If I have a suggestion off the cuff to address (some of) these issues, it would be to make a tiered set of design tools available. Level 1 would be straightforward multiple-choice, level 2 would be a mix of fill-in-the-blank and click-and-drag, up to level N using the same tools as the professionals. Community stakeholders could then decide for themselves what is the appropriate trade-off between flexibility and time investment.


Its not a new paradigm,its a framework and its more or less just design thinking reformulated regardles of his intentions. Move fast and break things was a new paradigm. Design thinking sounds great on paper but is only as good as the cogs in the wheel and therin lies the problem. It doesent offer any transcendence between insights and application. It doesent pass the no-test.

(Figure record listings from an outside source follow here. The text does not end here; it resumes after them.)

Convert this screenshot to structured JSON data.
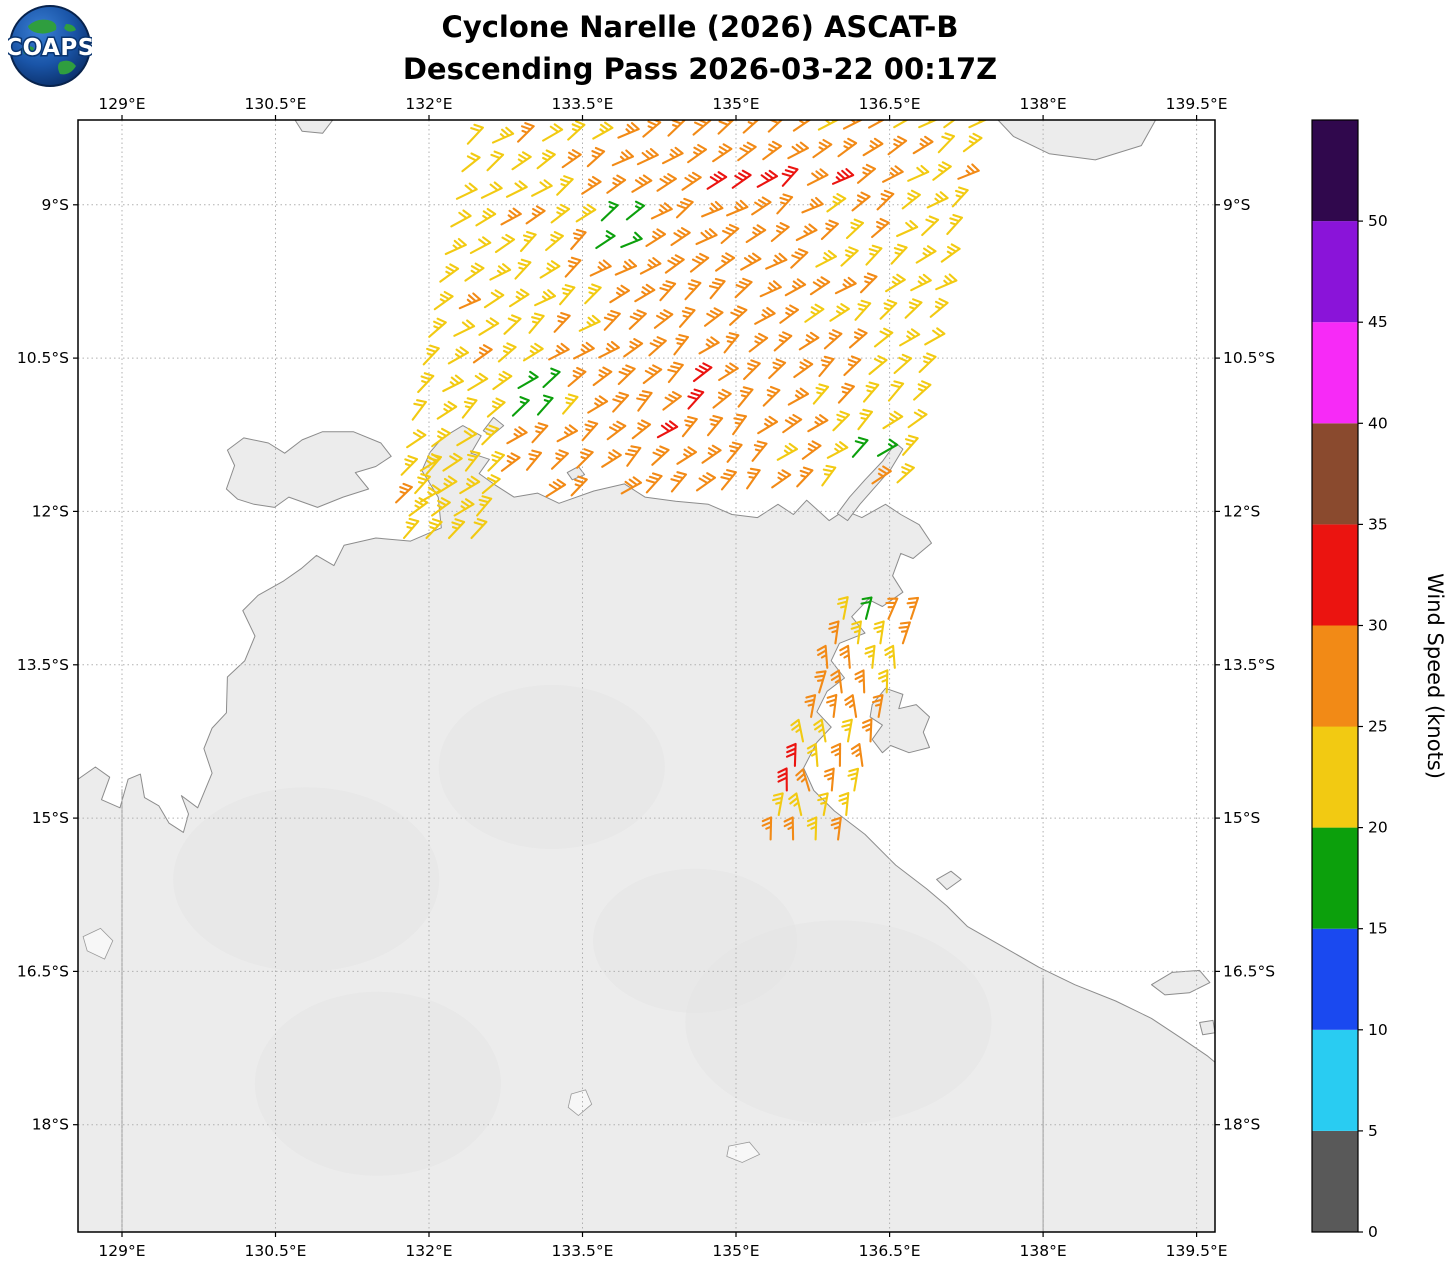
{
  "title": {
    "line1": "Cyclone Narelle (2026) ASCAT-B",
    "line2": "Descending Pass 2026-03-22 00:17Z"
  },
  "logo": {
    "text": "COAPS"
  },
  "chart_data": {
    "type": "wind_barb_map",
    "title": "Cyclone Narelle (2026) ASCAT-B — Descending Pass 2026-03-22 00:17Z",
    "units": "knots",
    "wind_speed_range_depicted": [
      15,
      33
    ],
    "dominant_speeds_note": "Most barbs 20-25 kt (yellow) and 25-30 kt (orange); sparse 15-20 kt (green) and 30-35 kt (red) cells",
    "axes": {
      "extent": {
        "lon_min": 128.57,
        "lon_max": 139.68,
        "lat_min": 8.17,
        "lat_max": 19.05
      },
      "lon_tick_values": [
        129,
        130.5,
        132,
        133.5,
        135,
        136.5,
        138,
        139.5
      ],
      "lon_tick_labels": [
        "129°E",
        "130.5°E",
        "132°E",
        "133.5°E",
        "135°E",
        "136.5°E",
        "138°E",
        "139.5°E"
      ],
      "lat_tick_values": [
        9,
        10.5,
        12,
        13.5,
        15,
        16.5,
        18
      ],
      "lat_tick_labels": [
        "9°S",
        "10.5°S",
        "12°S",
        "13.5°S",
        "15°S",
        "16.5°S",
        "18°S"
      ]
    },
    "colorbar": {
      "label": "Wind Speed (knots)",
      "tick_values": [
        0,
        5,
        10,
        15,
        20,
        25,
        30,
        35,
        40,
        45,
        50
      ],
      "max_value": 55,
      "segments": [
        {
          "from": 0,
          "to": 5,
          "color": "#595959"
        },
        {
          "from": 5,
          "to": 10,
          "color": "#29ccf2"
        },
        {
          "from": 10,
          "to": 15,
          "color": "#1a49f0"
        },
        {
          "from": 15,
          "to": 20,
          "color": "#0ca00c"
        },
        {
          "from": 20,
          "to": 25,
          "color": "#f2ca12"
        },
        {
          "from": 25,
          "to": 30,
          "color": "#f28a16"
        },
        {
          "from": 30,
          "to": 35,
          "color": "#eb1410"
        },
        {
          "from": 35,
          "to": 40,
          "color": "#8a4a2e"
        },
        {
          "from": 40,
          "to": 45,
          "color": "#f72af7"
        },
        {
          "from": 45,
          "to": 50,
          "color": "#8a14d9"
        },
        {
          "from": 50,
          "to": 55,
          "color": "#30084d"
        }
      ]
    },
    "wind_field": {
      "barb_style": {
        "staff_len": 22,
        "full_tick": 9,
        "half_tick": 5,
        "tick_spacing": 4.6,
        "tick_angle_offset": -115,
        "stroke_width": 2.1
      },
      "swaths": [
        {
          "name": "north-swath",
          "lat_start": 8.3,
          "lat_end": 11.95,
          "lat_step": 0.27,
          "lon_left_at_start": 132.38,
          "lon_right_at_start": 137.45,
          "edge_drift_per_lat": -0.2,
          "lon_step": 0.245,
          "row_lat_tilt": -0.04,
          "dir_base": -33,
          "dir_jitter": 14,
          "dir_drift_per_lat": -2.5,
          "speed_base": 23.5,
          "speed_center_boost": 4.5,
          "speed_jitter": 2.2,
          "coast_mask": [
            [
              131.7,
              12.45
            ],
            [
              132.3,
              11.35
            ],
            [
              132.6,
              11.55
            ],
            [
              132.95,
              11.9
            ],
            [
              133.6,
              11.82
            ],
            [
              134.2,
              11.9
            ],
            [
              134.9,
              11.95
            ],
            [
              135.35,
              12.0
            ],
            [
              135.75,
              11.9
            ],
            [
              136.1,
              11.55
            ],
            [
              136.35,
              11.75
            ],
            [
              136.6,
              11.95
            ],
            [
              137.2,
              12.2
            ]
          ]
        },
        {
          "name": "gulf-strip",
          "lat_start": 13.05,
          "lat_end": 15.3,
          "lat_step": 0.24,
          "center_lon_at_start": 136.38,
          "center_drift_per_lat": -0.33,
          "half_width": 0.33,
          "lon_step": 0.22,
          "dir_base": -78,
          "dir_jitter": 16,
          "dir_drift_per_lat": -8,
          "speed_base": 25.5,
          "speed_jitter": 2.2
        },
        {
          "name": "west-patch",
          "lat_start": 11.6,
          "lat_end": 12.45,
          "lat_step": 0.22,
          "center_lon_at_start": 132.3,
          "center_drift_per_lat": -0.25,
          "half_width": 0.38,
          "lon_step": 0.22,
          "dir_base": -40,
          "dir_jitter": 12,
          "dir_drift_per_lat": 0,
          "speed_base": 23,
          "speed_jitter": 1.8
        }
      ],
      "anomalies": [
        {
          "type": "green",
          "lon": 133.85,
          "lat": 9.2,
          "radius": 0.33,
          "speed": 17
        },
        {
          "type": "green",
          "lon": 132.95,
          "lat": 10.9,
          "radius": 0.26,
          "speed": 17
        },
        {
          "type": "green",
          "lon": 136.3,
          "lat": 11.45,
          "radius": 0.22,
          "speed": 17
        },
        {
          "type": "green",
          "lon": 136.22,
          "lat": 13.1,
          "radius": 0.13,
          "speed": 17
        },
        {
          "type": "red",
          "lon": 135.3,
          "lat": 8.78,
          "radius": 0.2,
          "speed": 32
        },
        {
          "type": "red",
          "lon": 136.05,
          "lat": 8.9,
          "radius": 0.16,
          "speed": 32
        },
        {
          "type": "red",
          "lon": 134.55,
          "lat": 10.85,
          "radius": 0.2,
          "speed": 32
        },
        {
          "type": "red",
          "lon": 135.55,
          "lat": 14.6,
          "radius": 0.18,
          "speed": 32
        }
      ]
    },
    "geography": {
      "land_color": "#ececec",
      "coast_color": "#8c8c8c",
      "mainland": [
        [
          128.57,
          14.62
        ],
        [
          128.74,
          14.5
        ],
        [
          128.88,
          14.6
        ],
        [
          128.8,
          14.82
        ],
        [
          128.98,
          14.9
        ],
        [
          129.06,
          14.62
        ],
        [
          129.18,
          14.57
        ],
        [
          129.22,
          14.8
        ],
        [
          129.36,
          14.88
        ],
        [
          129.46,
          15.05
        ],
        [
          129.6,
          15.14
        ],
        [
          129.65,
          14.96
        ],
        [
          129.58,
          14.78
        ],
        [
          129.74,
          14.9
        ],
        [
          129.88,
          14.56
        ],
        [
          129.8,
          14.32
        ],
        [
          129.88,
          14.12
        ],
        [
          130.02,
          13.97
        ],
        [
          130.03,
          13.62
        ],
        [
          130.2,
          13.46
        ],
        [
          130.3,
          13.22
        ],
        [
          130.18,
          12.97
        ],
        [
          130.33,
          12.82
        ],
        [
          130.58,
          12.68
        ],
        [
          130.75,
          12.56
        ],
        [
          130.9,
          12.43
        ],
        [
          131.07,
          12.53
        ],
        [
          131.17,
          12.33
        ],
        [
          131.48,
          12.26
        ],
        [
          131.82,
          12.29
        ],
        [
          132.12,
          12.16
        ],
        [
          132.09,
          11.86
        ],
        [
          131.93,
          11.6
        ],
        [
          132.01,
          11.42
        ],
        [
          132.13,
          11.28
        ],
        [
          132.33,
          11.16
        ],
        [
          132.51,
          11.26
        ],
        [
          132.41,
          11.43
        ],
        [
          132.59,
          11.49
        ],
        [
          132.49,
          11.63
        ],
        [
          132.63,
          11.73
        ],
        [
          132.83,
          11.86
        ],
        [
          133.06,
          11.82
        ],
        [
          133.27,
          11.92
        ],
        [
          133.61,
          11.8
        ],
        [
          133.91,
          11.73
        ],
        [
          134.11,
          11.86
        ],
        [
          134.41,
          11.9
        ],
        [
          134.73,
          11.93
        ],
        [
          134.96,
          12.03
        ],
        [
          135.21,
          12.06
        ],
        [
          135.41,
          11.93
        ],
        [
          135.56,
          12.03
        ],
        [
          135.69,
          11.89
        ],
        [
          135.91,
          12.09
        ],
        [
          136.06,
          11.99
        ],
        [
          136.23,
          12.06
        ],
        [
          136.46,
          11.93
        ],
        [
          136.61,
          12.03
        ],
        [
          136.79,
          12.13
        ],
        [
          136.91,
          12.31
        ],
        [
          136.73,
          12.46
        ],
        [
          136.61,
          12.41
        ],
        [
          136.53,
          12.63
        ],
        [
          136.63,
          12.79
        ],
        [
          136.43,
          12.93
        ],
        [
          136.29,
          12.86
        ],
        [
          136.13,
          13.03
        ],
        [
          136.26,
          13.19
        ],
        [
          136.01,
          13.29
        ],
        [
          135.93,
          13.46
        ],
        [
          136.06,
          13.63
        ],
        [
          135.89,
          13.76
        ],
        [
          135.79,
          13.96
        ],
        [
          135.93,
          14.11
        ],
        [
          135.79,
          14.26
        ],
        [
          135.66,
          14.51
        ],
        [
          135.76,
          14.73
        ],
        [
          135.96,
          14.93
        ],
        [
          136.26,
          15.16
        ],
        [
          136.56,
          15.46
        ],
        [
          136.86,
          15.69
        ],
        [
          137.06,
          15.86
        ],
        [
          137.26,
          16.06
        ],
        [
          137.61,
          16.26
        ],
        [
          137.96,
          16.46
        ],
        [
          138.31,
          16.63
        ],
        [
          138.71,
          16.79
        ],
        [
          139.06,
          16.96
        ],
        [
          139.36,
          17.16
        ],
        [
          139.61,
          17.33
        ],
        [
          139.68,
          17.39
        ],
        [
          139.68,
          19.05
        ],
        [
          128.57,
          19.05
        ]
      ],
      "islands": [
        [
          [
            130.02,
            11.78
          ],
          [
            130.1,
            11.55
          ],
          [
            130.03,
            11.4
          ],
          [
            130.19,
            11.28
          ],
          [
            130.43,
            11.33
          ],
          [
            130.59,
            11.43
          ],
          [
            130.76,
            11.3
          ],
          [
            130.96,
            11.22
          ],
          [
            131.26,
            11.22
          ],
          [
            131.53,
            11.33
          ],
          [
            131.63,
            11.46
          ],
          [
            131.48,
            11.56
          ],
          [
            131.28,
            11.62
          ],
          [
            131.41,
            11.78
          ],
          [
            131.16,
            11.86
          ],
          [
            130.91,
            11.96
          ],
          [
            130.63,
            11.86
          ],
          [
            130.49,
            11.96
          ],
          [
            130.29,
            11.93
          ],
          [
            130.13,
            11.88
          ]
        ],
        [
          [
            132.53,
            11.21
          ],
          [
            132.63,
            11.08
          ],
          [
            132.73,
            11.16
          ],
          [
            132.61,
            11.26
          ]
        ],
        [
          [
            135.99,
            12.02
          ],
          [
            136.11,
            11.86
          ],
          [
            136.26,
            11.69
          ],
          [
            136.43,
            11.51
          ],
          [
            136.56,
            11.33
          ],
          [
            136.63,
            11.39
          ],
          [
            136.51,
            11.59
          ],
          [
            136.36,
            11.76
          ],
          [
            136.21,
            11.93
          ],
          [
            136.09,
            12.09
          ]
        ],
        [
          [
            133.35,
            11.62
          ],
          [
            133.46,
            11.56
          ],
          [
            133.52,
            11.64
          ],
          [
            133.4,
            11.69
          ]
        ],
        [
          [
            136.33,
            13.89
          ],
          [
            136.46,
            13.73
          ],
          [
            136.63,
            13.79
          ],
          [
            136.59,
            13.93
          ],
          [
            136.76,
            13.89
          ],
          [
            136.89,
            14.01
          ],
          [
            136.83,
            14.16
          ],
          [
            136.89,
            14.31
          ],
          [
            136.69,
            14.36
          ],
          [
            136.51,
            14.29
          ],
          [
            136.43,
            14.36
          ],
          [
            136.33,
            14.23
          ],
          [
            136.43,
            14.09
          ],
          [
            136.31,
            14.01
          ]
        ],
        [
          [
            136.96,
            15.6
          ],
          [
            137.1,
            15.52
          ],
          [
            137.2,
            15.6
          ],
          [
            137.06,
            15.7
          ]
        ],
        [
          [
            139.06,
            16.63
          ],
          [
            139.26,
            16.51
          ],
          [
            139.53,
            16.49
          ],
          [
            139.63,
            16.61
          ],
          [
            139.43,
            16.71
          ],
          [
            139.19,
            16.73
          ]
        ],
        [
          [
            139.53,
            17.0
          ],
          [
            139.66,
            16.98
          ],
          [
            139.68,
            17.1
          ],
          [
            139.56,
            17.12
          ]
        ],
        [
          [
            137.56,
            8.17
          ],
          [
            139.1,
            8.17
          ],
          [
            138.96,
            8.42
          ],
          [
            138.51,
            8.56
          ],
          [
            138.06,
            8.5
          ],
          [
            137.71,
            8.33
          ]
        ],
        [
          [
            130.69,
            8.17
          ],
          [
            131.06,
            8.17
          ],
          [
            130.96,
            8.3
          ],
          [
            130.76,
            8.28
          ]
        ]
      ],
      "lakes": [
        [
          [
            128.62,
            16.16
          ],
          [
            128.79,
            16.08
          ],
          [
            128.91,
            16.2
          ],
          [
            128.83,
            16.38
          ],
          [
            128.66,
            16.3
          ]
        ],
        [
          [
            133.39,
            17.7
          ],
          [
            133.53,
            17.66
          ],
          [
            133.59,
            17.8
          ],
          [
            133.46,
            17.91
          ],
          [
            133.36,
            17.83
          ]
        ],
        [
          [
            134.93,
            18.21
          ],
          [
            135.13,
            18.17
          ],
          [
            135.23,
            18.29
          ],
          [
            135.06,
            18.37
          ],
          [
            134.91,
            18.31
          ]
        ]
      ],
      "state_borders": [
        {
          "lon": 129,
          "lat_from": 14.72,
          "lat_to": 19.05
        },
        {
          "lon": 138,
          "lat_from": 16.56,
          "lat_to": 19.05
        }
      ],
      "terrain_patches": [
        {
          "lon": 130.8,
          "lat": 15.6,
          "rx": 1.3,
          "ry": 0.9
        },
        {
          "lon": 133.2,
          "lat": 14.5,
          "rx": 1.1,
          "ry": 0.8
        },
        {
          "lon": 136.0,
          "lat": 17.0,
          "rx": 1.5,
          "ry": 1.0
        },
        {
          "lon": 131.5,
          "lat": 17.6,
          "rx": 1.2,
          "ry": 0.9
        },
        {
          "lon": 134.6,
          "lat": 16.2,
          "rx": 1.0,
          "ry": 0.7
        }
      ]
    }
  }
}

To the extent that a designer isnt needed neither is the non designer who should be doing to design instead.


What would you offer as a solution?


My solution is that we stop applying these frameworks thinking we can generalize what is fundamentally a very talent based process.

If one want to introduce a new framework you prove it you dont propose it, it has to be based on some skin in the game. Dons like IDEOs design thinking is a way to make money first and formost.

To understand where I am coming from i wrote this a while back

http://000fff.org/getting-to-the-customer-why-everything-you...


> Although traditional methods are effective for traditional mass-produced items, they are unable to take account of the local needs, cultures, and history of individual people and communities. The literature on the world-wide aid community is filled with examples of well-intentioned “solutions” failing to work when introduced into developing nations (see (Easterly, 2013; Ramalingam, 2013). And if they do work at first, they are often so difficult to maintain and service, that they soon fall into disuse. Finally, in some cases the unintended negative consequences outweigh any good that has resulted. We believe that the people best equipped to address these issues are the people who live there: This article shows one approach.


> The principles of human-centered design have proven to be effective and productive

Perhaps this assertion is patently obvious within the field, and doesn't need a reference, but for those of us less familiar with human-centred design are there any well known instances of human-centered design being "effective and[/or] productive"?


Yes but not in the way it's used today.